ADAPRIME - Ada and Prime

As you might already know, Ada the Ladybug is a farmer. She grows many vegetables and trees and she wants to distinguish between them. For this purpose she bought some funny signs, which contains a few digits. The digits on the sign could be arbitrarily permuted (yet not added or removed). Ada likes prime numbers so she want the signs to be prime (and obviously distinct). Can you find the number of signs with prime number which could be obtained?

NOTE: Number can't have leading zero!

Input

The first line of input will contain 1 ≤ T ≤ 10000, the number of test-cases.

The next T lines will contain 1 ≤ D ≤ 9, the number of digits on sign, followed by D digits 0 ≤ di ≤ 9

Output

For each test-case, output the number of distinct primes which could be generated on given sign.

Example Input

5
1 9
3 1 2 3
5 1 2 0 8 9
7 1 0 6 5 7 8 2
5 1 2 7 3 1

Example Output

0
0
11
283
15

Added by:Morass
Date:2017-12-22
Time limit:6s
Source limit:50000B
Memory limit:1536MB
Cluster: Cube (Intel G860)
Languages:All

hide comments
2022-10-06 09:41:45
Amazing problem! AC in one go.
2017-12-31 12:28:58 [Lakshman]
@Morass can you please have a look at my solution I am really not sure why I am getting TLE.
Thanks.

EDIT:: Finally AC. Precomputation and boost::unordered_map helped.

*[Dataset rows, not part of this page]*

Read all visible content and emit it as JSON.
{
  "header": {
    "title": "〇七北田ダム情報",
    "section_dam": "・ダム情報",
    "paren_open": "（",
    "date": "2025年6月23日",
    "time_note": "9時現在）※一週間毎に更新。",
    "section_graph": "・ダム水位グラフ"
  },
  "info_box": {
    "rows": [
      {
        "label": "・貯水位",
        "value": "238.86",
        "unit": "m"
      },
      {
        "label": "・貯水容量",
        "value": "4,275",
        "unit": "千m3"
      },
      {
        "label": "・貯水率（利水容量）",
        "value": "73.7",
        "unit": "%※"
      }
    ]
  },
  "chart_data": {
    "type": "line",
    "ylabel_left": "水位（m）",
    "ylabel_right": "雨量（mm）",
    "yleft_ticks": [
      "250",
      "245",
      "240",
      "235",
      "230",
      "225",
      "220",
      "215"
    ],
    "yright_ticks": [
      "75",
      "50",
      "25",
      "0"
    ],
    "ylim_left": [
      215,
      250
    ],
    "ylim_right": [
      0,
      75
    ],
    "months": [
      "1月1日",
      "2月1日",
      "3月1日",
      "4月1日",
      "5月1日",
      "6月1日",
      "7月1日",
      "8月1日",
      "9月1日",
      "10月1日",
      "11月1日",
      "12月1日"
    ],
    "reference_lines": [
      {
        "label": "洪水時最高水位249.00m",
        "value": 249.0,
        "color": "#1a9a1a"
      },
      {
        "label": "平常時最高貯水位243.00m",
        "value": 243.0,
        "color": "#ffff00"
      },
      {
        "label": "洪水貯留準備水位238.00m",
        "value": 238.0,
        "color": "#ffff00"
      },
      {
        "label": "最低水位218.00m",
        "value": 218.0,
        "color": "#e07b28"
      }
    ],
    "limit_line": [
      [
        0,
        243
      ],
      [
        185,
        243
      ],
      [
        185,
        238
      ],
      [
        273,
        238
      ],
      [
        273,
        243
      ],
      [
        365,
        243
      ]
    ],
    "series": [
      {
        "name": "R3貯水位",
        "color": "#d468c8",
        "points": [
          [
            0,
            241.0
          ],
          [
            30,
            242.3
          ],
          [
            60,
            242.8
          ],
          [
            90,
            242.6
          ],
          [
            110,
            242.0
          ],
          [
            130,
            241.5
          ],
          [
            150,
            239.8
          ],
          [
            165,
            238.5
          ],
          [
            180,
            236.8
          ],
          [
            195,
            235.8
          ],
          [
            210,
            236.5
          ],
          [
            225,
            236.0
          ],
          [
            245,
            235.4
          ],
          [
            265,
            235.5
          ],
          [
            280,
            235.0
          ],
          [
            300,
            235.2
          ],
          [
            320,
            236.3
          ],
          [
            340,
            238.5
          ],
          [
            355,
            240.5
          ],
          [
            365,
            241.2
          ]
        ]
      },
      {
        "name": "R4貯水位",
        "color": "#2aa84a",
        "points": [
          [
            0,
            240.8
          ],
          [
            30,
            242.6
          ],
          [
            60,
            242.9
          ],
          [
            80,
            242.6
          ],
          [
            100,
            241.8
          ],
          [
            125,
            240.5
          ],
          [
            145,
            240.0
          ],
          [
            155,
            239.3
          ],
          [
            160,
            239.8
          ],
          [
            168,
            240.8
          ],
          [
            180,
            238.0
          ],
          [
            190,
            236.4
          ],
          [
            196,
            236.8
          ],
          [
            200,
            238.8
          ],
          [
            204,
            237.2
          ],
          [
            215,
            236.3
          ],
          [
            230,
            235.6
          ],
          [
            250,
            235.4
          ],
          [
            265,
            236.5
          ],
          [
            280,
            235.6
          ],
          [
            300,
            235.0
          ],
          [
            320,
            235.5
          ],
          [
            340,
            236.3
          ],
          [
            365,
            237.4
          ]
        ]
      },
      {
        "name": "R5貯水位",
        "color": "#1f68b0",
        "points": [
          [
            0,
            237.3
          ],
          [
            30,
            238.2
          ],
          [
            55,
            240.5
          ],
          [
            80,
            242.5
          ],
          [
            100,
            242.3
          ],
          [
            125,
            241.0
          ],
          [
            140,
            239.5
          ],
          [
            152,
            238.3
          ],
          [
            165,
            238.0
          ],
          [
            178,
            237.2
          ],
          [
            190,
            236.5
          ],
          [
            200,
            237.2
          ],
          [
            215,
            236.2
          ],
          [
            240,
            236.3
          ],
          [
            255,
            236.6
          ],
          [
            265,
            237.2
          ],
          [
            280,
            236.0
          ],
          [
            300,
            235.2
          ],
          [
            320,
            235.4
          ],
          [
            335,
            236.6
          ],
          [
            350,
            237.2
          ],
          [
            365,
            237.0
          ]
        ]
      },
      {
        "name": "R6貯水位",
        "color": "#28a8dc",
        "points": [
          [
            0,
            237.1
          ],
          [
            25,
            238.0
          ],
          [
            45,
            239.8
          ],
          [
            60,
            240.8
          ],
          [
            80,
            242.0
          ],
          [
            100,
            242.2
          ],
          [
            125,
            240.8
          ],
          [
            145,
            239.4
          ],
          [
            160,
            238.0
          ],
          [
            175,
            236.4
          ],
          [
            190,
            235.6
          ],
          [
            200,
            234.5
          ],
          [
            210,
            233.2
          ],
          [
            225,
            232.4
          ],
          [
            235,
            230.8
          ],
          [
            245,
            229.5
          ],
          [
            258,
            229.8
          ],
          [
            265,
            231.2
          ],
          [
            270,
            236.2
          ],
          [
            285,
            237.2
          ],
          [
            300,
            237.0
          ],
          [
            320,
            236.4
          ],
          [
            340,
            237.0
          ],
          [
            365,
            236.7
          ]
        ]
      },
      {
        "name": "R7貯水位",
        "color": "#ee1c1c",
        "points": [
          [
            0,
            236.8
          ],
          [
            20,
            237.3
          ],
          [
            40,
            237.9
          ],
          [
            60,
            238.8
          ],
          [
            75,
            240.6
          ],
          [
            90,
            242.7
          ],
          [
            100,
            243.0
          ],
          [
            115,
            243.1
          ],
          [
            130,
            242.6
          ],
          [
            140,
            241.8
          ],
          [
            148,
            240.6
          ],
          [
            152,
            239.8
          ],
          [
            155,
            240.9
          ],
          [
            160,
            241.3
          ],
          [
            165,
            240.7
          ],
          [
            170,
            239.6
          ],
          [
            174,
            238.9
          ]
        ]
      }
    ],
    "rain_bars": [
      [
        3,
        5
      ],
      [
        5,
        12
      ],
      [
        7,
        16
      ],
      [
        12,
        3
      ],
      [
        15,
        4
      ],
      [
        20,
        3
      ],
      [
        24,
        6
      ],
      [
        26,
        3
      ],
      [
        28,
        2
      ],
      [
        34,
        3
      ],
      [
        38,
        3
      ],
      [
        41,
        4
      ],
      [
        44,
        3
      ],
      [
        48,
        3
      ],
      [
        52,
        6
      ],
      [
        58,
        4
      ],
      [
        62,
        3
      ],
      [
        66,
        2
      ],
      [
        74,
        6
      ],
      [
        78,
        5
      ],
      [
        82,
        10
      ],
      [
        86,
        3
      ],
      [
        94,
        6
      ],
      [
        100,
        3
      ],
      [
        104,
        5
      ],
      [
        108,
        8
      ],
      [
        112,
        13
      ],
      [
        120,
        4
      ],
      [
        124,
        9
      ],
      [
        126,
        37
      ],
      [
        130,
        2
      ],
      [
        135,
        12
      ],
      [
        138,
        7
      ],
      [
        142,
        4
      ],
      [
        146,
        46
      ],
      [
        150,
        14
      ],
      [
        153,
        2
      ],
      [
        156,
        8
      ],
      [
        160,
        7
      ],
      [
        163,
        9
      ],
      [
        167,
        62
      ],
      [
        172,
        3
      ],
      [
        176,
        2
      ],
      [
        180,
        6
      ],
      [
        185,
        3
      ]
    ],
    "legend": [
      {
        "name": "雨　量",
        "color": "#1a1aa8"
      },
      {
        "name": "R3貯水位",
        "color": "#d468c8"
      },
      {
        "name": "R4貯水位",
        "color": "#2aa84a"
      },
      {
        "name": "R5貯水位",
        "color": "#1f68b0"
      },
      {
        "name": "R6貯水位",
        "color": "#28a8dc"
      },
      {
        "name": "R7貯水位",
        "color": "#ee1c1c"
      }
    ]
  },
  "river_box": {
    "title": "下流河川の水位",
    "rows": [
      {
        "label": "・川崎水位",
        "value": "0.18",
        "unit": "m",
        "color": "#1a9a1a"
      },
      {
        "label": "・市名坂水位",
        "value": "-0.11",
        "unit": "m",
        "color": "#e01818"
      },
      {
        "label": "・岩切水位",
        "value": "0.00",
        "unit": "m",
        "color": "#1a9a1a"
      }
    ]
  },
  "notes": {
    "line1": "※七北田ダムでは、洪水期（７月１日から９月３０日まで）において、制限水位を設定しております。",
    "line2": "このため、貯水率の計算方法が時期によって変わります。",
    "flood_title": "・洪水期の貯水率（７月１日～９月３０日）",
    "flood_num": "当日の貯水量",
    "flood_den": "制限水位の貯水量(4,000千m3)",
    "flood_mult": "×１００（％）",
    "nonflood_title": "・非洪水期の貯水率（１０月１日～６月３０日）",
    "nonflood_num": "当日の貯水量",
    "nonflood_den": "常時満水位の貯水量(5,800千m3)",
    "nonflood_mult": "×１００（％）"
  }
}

Last edit: 2018-01-06 08:35:46
2017-12-31 12:07:22 Michael Kharitonov
The story could've been more convincing.

Last edit: 2018-01-08 01:53:31
2017-12-31 11:50:13 Michael Kharitonov
@Lakshman: after sieve I used hash table with open addressing and processed only changed digits. Expected complexity O(p*log(log(p))) p=pi(1e9)=50847534
2017-12-31 11:19:00 [Lakshman]
What is the expected complexity? The best I can come up with is (Sieve ) $O(n log log n)$ + (precompute all possible permutation of primes) $O(p log p) $where n = 1e9 and p = 50847534 total primes less than 1e9 and answer in O(1).

Last edit: 2018-01-26 14:04:57
2017-12-29 23:40:22 Michael Kharitonov
tip of the day: use Built-in Functions Provided by GCC - https://gcc.gnu.org/onlinedocs/gcc/Other-Builtins.html
__builtin_popcount & __builtin_ctz & __builtin_ffs are especially useful in this task.

Last edit: 2017-12-29 23:44:52
2017-12-29 02:48:18 Howard Roark
aaargh, wrong answer! But it works for all the test cases...
2017-12-29 02:15:34
@[Lakshman] : Hi. I am not yet able to solve this problem as I am getting TLE. But in your case you are missing two numbers. They are 11273,12713. Hope that helps.

Last edit: 2017-12-29 02:15:47
2017-12-27 16:25:30
@Michael. Thanks. I learned a lot solving TDPRIMES and PRIMES. And i used c++ as you suggested. But still my solution is almost 10 times slower than yours. will try to optimize it further, but i dont think i will even reach close to that. Now I will again try to solve this problem.

Last edit: 2017-12-27 16:28:53
2017-12-26 19:23:43
@Michael. Thanks. I was also thinking i was way over my head. Surely, i will try those problems now.